This is an idea for a type of Wi-Fi mesh network that is resilient to devices joining and leaving, and allows networks to break into
fragments when they get out of range and merge again when they come back in range. I just recently realized that this would also
work for a wired network, in case anybody
wants to make an overengineered ad-hoc wired network for some reason.
I invented this a year and a half ago, inspired by a mesh network project someone else was doing that used a different architecture. I
posted it as a comment on a project log post of that project ([link]), but didn't think to post it here. One of the people behind that
project replied to my comment and said he thought it could be good. That [link]ed project log post outlines their idea of how to
accomplish this sort of thing, so read that if you want context for my idea.
My idea uses DHCP as the mechanism for managing the network. This might require the addition to DHCP of another message type
beyond DORA, or maybe (preferably) the heartbeat messages I describe could be worked into existing lease renewal messages, with
either very short leases or renewal much more frequently than the lease duration would require.

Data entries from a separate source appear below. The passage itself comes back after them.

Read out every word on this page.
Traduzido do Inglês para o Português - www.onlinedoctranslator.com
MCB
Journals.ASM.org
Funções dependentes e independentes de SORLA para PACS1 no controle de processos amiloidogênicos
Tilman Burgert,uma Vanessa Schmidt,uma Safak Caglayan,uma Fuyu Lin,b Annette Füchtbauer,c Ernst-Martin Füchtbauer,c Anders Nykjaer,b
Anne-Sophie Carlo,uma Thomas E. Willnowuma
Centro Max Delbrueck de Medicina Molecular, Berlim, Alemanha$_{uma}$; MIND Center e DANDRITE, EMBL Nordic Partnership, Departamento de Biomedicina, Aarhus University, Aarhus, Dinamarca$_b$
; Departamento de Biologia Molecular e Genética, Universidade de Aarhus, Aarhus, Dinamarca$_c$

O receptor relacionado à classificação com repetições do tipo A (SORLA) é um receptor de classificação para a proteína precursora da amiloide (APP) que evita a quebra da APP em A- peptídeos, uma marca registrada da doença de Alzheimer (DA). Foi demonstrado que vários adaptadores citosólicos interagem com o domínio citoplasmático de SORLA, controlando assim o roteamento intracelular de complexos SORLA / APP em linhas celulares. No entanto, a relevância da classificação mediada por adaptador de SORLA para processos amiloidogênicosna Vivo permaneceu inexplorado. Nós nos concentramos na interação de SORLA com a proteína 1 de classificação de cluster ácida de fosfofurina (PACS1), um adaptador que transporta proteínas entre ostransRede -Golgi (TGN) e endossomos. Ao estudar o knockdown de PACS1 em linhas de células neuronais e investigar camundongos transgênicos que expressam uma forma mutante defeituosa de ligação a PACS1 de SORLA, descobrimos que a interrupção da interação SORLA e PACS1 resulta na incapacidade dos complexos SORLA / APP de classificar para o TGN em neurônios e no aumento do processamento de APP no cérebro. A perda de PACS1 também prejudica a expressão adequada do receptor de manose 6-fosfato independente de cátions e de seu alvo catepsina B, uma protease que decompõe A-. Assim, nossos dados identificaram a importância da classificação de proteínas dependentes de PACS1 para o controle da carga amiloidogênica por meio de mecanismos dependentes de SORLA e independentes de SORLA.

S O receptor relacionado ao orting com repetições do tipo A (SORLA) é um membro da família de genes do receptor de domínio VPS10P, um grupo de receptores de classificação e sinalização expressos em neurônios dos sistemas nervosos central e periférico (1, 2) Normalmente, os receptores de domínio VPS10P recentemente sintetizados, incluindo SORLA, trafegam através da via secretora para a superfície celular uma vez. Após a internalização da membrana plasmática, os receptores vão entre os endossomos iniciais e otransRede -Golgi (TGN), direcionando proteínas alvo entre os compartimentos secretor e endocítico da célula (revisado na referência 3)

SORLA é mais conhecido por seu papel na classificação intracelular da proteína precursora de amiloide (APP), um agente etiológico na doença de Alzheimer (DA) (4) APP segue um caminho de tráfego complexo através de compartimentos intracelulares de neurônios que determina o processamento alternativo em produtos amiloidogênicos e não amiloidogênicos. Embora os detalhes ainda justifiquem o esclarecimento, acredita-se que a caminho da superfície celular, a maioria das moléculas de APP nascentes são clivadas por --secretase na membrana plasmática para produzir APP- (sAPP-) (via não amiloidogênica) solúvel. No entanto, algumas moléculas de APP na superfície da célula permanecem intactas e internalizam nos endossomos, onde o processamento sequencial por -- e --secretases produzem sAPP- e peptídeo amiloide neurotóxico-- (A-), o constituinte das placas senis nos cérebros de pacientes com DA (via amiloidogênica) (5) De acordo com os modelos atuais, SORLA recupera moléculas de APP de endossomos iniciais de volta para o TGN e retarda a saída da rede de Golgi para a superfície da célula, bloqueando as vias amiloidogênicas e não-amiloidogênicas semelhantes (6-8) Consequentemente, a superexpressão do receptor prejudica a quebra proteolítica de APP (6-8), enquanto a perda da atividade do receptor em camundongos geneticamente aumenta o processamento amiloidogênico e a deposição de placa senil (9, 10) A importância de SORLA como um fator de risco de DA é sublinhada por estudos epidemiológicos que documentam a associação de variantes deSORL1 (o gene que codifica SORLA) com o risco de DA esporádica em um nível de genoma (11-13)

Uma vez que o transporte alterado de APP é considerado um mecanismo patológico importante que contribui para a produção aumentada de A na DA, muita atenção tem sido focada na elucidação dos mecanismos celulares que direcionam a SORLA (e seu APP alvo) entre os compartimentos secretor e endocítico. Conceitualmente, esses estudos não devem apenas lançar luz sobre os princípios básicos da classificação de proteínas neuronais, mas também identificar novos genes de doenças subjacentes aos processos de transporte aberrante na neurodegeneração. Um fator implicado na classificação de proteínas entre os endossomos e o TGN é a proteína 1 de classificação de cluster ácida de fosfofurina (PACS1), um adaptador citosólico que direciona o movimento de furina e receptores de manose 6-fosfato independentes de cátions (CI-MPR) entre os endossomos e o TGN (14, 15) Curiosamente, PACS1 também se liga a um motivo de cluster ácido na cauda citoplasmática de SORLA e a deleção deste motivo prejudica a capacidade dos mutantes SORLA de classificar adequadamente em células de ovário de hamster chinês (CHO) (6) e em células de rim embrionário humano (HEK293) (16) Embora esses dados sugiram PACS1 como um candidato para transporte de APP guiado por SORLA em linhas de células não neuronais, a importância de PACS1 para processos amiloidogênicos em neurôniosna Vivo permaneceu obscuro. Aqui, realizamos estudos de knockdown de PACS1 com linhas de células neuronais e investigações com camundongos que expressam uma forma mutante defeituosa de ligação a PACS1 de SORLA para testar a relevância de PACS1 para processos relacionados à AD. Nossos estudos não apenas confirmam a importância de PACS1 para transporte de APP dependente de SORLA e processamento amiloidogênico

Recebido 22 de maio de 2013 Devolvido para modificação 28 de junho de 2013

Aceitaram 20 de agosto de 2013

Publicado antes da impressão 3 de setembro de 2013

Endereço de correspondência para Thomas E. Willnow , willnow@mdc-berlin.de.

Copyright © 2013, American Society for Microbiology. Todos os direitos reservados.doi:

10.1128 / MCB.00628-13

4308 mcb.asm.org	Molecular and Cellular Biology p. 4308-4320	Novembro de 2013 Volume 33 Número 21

I wrote it with IPv4 in mind; requiring IPv6 could help with address conflicts, especially on large networks. I'm not yet sure how NAT
could be implemented (though it probably wouldn't be too difficult, and I will probably add it at some point), so currently, each
participating device has to get a public IP address if the network is to be connected to the Internet. (This means that there needs to
be some kind of flag so that all participating devices know not to bridge between the mesh network and the Internet if any of the IP
addresses used internally are not usable public addresses. In other words, if a network is founded without a list of public IP addresses
to assign, it can never connect to the Internet, until I either add NAT or invent some protocol to get a list of allocable public IP
addresses and reassign them to all participating devices. Such a flag could even be attached to the SSID so that Internet-connectable
networks and non-Internet-connectable networks with the same name don't try to merge. But better to just figure out how to add
NAT.)
I have not yet considered how to add security to this kind of network, but I will. Suggestions are welcome.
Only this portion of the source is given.